Tuesday, August 23, 2011

The Help

Film: The Help [2011, usa]
Where I saw it: Tulsa/theatre
Who with: Sarah J. 
Rating: Joshua ***1/2; SJ ??

The Help is one of those films that takes an historical event that was painful, frightening or fraught with danger for the real-life individuals who experienced it. Then the story gets the "Hollywood treatment" where everything is glossed in the feel-good qualities that will warm the corners of the viewer's heart. The Help is set amongst the backdrop of the early civil rights movement in Jackson, Mississippi as a young white reporter attempts to capture the stories of the city's female African-American maids as they battle race division in various houses they work at. It's perilous for these women to voice their opinions in their stories, yet many do, to empower or free themselves from the decades of weight the racism of their daily lives has built up.

The Help could have just as easily been called "The Whites" as it has more time devoted to the lives of the white characters as it does the black ones. Typical for Hollywood. It might be a movie about the struggle for equality amongst poor African-American women, but you have to get a whole section of the film devoted to the spunky white recent college graduate "Skeeter" [Emma Stone] and her dating troubles. This is always the way with mainstream films that attempt to tell this kind of story and I could see why some people might be irritated or frustrated by the amount of attention given to Skeeter's curly hair versus the bigger issues that could be shown on screen.
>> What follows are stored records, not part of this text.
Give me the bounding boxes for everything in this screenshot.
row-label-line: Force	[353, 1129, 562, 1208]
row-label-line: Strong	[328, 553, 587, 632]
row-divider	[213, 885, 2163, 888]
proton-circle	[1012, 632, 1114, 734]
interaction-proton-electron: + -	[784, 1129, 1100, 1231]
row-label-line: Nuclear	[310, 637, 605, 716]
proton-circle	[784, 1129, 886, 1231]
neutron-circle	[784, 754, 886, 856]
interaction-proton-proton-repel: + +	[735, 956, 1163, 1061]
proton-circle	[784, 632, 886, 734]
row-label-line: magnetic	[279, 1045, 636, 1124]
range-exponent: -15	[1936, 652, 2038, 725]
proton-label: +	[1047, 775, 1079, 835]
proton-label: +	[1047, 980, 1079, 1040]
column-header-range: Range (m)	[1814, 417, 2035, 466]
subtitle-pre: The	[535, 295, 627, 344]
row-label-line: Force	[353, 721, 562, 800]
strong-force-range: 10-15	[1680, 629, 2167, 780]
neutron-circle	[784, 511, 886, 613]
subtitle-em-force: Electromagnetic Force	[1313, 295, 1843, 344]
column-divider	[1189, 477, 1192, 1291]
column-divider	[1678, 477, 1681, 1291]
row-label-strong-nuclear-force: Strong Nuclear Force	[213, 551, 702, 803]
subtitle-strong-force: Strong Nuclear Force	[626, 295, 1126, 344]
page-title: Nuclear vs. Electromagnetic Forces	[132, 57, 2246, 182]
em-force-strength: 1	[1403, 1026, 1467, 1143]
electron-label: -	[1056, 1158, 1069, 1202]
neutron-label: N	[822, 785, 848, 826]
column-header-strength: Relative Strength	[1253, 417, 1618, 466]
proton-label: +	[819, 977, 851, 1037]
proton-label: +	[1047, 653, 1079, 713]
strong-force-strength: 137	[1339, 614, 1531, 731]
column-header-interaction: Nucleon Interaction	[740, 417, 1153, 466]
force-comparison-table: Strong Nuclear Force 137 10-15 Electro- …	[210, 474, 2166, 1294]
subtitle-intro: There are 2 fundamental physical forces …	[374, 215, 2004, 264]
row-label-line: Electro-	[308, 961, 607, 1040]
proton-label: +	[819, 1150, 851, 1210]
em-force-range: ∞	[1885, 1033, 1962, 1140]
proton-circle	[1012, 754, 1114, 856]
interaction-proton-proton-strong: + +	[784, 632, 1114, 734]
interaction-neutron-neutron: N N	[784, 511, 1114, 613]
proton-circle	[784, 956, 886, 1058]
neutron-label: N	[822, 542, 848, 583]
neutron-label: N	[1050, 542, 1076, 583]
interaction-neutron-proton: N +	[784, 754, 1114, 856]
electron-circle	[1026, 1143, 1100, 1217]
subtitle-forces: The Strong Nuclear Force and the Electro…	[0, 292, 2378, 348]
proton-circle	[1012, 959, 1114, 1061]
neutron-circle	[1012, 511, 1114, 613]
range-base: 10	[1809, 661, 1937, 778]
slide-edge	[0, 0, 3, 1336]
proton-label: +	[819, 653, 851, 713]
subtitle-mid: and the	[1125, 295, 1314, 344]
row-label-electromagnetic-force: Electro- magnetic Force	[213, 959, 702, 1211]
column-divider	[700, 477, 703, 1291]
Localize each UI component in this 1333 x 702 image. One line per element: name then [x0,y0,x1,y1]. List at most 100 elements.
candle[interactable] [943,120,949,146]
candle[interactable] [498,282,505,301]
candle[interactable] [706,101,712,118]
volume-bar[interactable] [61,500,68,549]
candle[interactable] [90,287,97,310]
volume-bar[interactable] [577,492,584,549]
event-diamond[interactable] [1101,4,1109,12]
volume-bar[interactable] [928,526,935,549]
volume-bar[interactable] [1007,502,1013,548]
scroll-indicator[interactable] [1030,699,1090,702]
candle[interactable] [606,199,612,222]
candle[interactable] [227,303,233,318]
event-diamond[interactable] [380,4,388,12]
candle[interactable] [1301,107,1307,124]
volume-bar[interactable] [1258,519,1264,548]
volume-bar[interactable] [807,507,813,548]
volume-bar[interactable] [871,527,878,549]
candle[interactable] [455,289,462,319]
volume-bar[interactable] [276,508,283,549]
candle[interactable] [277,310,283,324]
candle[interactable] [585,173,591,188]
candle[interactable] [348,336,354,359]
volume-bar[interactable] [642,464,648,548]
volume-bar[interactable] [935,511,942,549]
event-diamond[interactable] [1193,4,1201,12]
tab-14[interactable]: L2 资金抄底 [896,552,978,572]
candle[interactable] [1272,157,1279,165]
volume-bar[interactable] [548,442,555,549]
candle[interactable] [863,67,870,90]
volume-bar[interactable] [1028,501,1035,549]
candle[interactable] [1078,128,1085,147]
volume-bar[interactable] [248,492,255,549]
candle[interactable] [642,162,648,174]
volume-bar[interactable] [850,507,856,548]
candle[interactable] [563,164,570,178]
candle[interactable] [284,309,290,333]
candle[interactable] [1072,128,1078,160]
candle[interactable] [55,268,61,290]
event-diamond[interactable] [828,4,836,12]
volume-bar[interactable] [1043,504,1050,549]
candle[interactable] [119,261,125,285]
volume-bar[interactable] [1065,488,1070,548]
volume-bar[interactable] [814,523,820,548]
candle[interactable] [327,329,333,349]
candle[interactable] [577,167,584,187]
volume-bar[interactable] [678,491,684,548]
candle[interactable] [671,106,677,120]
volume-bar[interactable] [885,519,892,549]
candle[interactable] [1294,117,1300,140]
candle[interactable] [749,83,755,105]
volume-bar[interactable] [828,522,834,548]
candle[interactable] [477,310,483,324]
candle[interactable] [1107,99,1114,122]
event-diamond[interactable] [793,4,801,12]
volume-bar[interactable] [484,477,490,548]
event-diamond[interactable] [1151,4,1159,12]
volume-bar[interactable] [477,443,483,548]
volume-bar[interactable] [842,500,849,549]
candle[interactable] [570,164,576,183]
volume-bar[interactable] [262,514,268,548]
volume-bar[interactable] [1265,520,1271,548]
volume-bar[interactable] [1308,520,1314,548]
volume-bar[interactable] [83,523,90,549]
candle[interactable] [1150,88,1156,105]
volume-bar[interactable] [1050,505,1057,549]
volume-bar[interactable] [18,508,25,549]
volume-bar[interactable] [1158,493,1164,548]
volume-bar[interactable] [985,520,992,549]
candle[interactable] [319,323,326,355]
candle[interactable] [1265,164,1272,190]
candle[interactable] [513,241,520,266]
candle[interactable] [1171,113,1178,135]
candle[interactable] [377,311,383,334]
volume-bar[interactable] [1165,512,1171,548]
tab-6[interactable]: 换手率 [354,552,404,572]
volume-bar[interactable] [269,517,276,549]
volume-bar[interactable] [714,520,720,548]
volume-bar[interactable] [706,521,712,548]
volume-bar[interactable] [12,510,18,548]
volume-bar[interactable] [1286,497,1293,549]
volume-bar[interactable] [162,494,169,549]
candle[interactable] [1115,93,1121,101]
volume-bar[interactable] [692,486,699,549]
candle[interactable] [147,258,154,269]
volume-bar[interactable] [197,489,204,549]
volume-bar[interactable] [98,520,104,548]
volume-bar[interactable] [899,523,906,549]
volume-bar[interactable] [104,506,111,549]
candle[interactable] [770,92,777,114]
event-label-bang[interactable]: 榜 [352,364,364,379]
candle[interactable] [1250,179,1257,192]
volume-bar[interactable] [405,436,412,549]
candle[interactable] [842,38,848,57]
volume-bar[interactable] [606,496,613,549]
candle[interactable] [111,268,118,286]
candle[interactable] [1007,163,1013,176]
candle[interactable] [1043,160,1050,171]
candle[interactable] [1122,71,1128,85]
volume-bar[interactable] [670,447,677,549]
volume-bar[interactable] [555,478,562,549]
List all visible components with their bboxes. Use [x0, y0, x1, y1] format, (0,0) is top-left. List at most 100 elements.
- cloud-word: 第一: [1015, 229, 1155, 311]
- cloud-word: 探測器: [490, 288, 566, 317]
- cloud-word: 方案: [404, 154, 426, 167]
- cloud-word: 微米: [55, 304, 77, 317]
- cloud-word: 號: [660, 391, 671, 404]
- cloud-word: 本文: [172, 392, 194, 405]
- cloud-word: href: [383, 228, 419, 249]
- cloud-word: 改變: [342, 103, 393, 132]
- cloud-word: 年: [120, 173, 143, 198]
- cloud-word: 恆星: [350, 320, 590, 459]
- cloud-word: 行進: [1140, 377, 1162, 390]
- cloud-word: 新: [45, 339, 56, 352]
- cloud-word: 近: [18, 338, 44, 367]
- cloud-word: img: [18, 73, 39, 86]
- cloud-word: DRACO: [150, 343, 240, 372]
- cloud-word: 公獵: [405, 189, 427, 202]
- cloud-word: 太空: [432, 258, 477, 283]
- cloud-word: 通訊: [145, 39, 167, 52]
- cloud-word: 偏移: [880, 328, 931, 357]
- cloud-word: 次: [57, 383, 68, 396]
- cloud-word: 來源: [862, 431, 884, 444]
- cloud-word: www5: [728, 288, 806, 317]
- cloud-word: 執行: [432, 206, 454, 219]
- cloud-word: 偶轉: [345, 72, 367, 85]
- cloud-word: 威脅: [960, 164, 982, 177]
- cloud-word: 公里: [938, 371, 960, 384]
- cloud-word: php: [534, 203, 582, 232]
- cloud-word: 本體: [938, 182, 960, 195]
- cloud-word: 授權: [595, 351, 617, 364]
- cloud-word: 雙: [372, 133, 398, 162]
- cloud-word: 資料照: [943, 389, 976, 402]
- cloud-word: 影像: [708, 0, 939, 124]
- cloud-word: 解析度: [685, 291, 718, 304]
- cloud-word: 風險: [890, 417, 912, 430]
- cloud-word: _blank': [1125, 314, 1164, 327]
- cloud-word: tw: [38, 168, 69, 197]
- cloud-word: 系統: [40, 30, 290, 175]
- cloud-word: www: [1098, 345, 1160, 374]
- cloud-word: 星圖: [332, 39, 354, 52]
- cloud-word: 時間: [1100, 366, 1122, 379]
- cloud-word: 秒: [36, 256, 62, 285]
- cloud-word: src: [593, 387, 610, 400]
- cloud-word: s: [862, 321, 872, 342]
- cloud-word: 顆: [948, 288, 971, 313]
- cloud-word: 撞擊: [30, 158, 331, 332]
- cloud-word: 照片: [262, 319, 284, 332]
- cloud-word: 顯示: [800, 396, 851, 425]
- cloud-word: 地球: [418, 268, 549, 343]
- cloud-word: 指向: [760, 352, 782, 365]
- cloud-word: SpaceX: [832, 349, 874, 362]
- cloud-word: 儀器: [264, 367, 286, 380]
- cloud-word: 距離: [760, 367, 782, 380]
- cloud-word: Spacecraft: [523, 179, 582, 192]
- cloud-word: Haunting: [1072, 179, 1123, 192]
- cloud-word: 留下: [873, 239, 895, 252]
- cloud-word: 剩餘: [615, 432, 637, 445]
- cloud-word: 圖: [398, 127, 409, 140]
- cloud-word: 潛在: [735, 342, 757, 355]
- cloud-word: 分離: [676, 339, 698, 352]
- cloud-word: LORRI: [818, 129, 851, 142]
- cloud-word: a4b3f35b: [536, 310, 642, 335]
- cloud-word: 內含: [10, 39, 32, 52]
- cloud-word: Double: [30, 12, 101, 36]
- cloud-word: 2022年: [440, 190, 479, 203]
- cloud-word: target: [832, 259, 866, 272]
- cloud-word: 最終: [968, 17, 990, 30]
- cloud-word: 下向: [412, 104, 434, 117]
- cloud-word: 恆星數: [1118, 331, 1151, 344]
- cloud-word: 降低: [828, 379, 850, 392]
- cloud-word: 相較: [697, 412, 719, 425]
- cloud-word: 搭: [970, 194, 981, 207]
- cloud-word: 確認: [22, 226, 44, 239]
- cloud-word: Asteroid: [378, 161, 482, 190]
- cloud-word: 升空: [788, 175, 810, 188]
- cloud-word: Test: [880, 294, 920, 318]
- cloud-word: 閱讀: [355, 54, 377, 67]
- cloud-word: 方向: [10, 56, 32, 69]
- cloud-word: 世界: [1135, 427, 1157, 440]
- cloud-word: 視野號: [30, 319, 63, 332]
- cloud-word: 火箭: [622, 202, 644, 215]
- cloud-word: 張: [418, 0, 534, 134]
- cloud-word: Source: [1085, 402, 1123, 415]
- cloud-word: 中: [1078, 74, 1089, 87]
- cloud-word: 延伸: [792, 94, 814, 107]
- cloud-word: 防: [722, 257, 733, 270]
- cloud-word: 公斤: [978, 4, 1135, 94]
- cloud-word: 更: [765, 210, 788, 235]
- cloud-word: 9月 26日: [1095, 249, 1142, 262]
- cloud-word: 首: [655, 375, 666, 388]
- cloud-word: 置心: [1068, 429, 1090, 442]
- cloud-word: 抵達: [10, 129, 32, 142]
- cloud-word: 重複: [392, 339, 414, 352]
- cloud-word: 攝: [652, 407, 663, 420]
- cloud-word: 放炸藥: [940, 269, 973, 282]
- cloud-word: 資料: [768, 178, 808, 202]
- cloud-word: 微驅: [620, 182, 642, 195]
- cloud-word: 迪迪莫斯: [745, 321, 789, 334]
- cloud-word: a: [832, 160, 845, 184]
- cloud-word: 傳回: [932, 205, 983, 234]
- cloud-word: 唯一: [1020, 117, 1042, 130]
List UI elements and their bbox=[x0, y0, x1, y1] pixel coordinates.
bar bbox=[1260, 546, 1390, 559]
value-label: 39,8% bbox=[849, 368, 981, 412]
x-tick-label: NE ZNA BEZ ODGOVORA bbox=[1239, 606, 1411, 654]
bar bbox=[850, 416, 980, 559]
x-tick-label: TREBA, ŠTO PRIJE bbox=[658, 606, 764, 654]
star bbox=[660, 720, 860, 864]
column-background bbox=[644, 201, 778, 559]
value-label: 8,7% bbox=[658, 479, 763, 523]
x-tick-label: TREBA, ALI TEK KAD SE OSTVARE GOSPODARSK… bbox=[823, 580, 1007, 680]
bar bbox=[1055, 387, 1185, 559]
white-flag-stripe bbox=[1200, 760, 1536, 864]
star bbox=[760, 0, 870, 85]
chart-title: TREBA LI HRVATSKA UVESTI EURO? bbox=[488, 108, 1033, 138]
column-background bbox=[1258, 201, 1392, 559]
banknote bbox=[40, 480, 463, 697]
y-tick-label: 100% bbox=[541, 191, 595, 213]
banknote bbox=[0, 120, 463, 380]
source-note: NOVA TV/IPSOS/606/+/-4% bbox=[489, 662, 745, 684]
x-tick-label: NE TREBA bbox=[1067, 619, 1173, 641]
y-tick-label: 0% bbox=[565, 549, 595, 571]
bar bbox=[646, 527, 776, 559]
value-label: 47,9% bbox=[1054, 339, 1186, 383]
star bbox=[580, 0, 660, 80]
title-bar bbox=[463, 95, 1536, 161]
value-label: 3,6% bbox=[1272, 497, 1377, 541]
But, that's Hollywood for you and Hollywood has to sell as many tickets as they can. Loading the film with as many opportunities to laugh or cry [Skeeter's mom has cancer! A maid's son died young!] gives the creators to check as many boxes as they can to give the audience. These obvious qualities are less annoying  due to the fact that The Help is such a wonderfully crafted film for what it is--a manipulative piece of entertainment that will make you sad, happy, angry and uplifted by its end. The cast is terrific, from Stone to Viola Davis and Octavia Spencer as maids, to Bryce Dallas Howard and Jessica Chastain as a couple of employers.

The Help pulled my strings as if I were a marionette and at the mercy of a professional puppeteer. I laughed, cried a few tears, I felt all the feelings I was supposed to feel despite my attempts to resist. You can't really hold it against The Help that it is so utterly manipulative as all films try to manipulate the audience, whether it is to quicken the pulse or let loose the waterworks. Part of the experience of the movies is to go emotionally where a well-done movie takes you, regardless if you want to go there or not. The Help is no different as it tells the story of this southern community's facing the racial divide that exists not only in the city's boundaries, but the walls of every house.

2 comments:

Angela Box said...

I was raised in the Arkansas delta and yes we had help but they were treated with respect. As a child, if there were only a couple of meatballs left and I wanted them, I was quietly told I could not as the cook Mattie would get them. When my grandfather died, the man who helped him run the farm was remembered in his will in the early 60s to the tune of $1,000. My grandfather's help as well as my mother's all attended my family only wedding as well as the reception.
I am sure the black help in the North were not always treated well. I just get tired of the South being ridiculed. It is the "in" thing to do and, I believe is politically motivated.

Joshua Blevins Peck said...

Thanks for the personal details Angela...I'm sure there are a lot of people with experiences with "help" of different nationalities or races. This was an entertaining film, but it could have had much more depth I believe.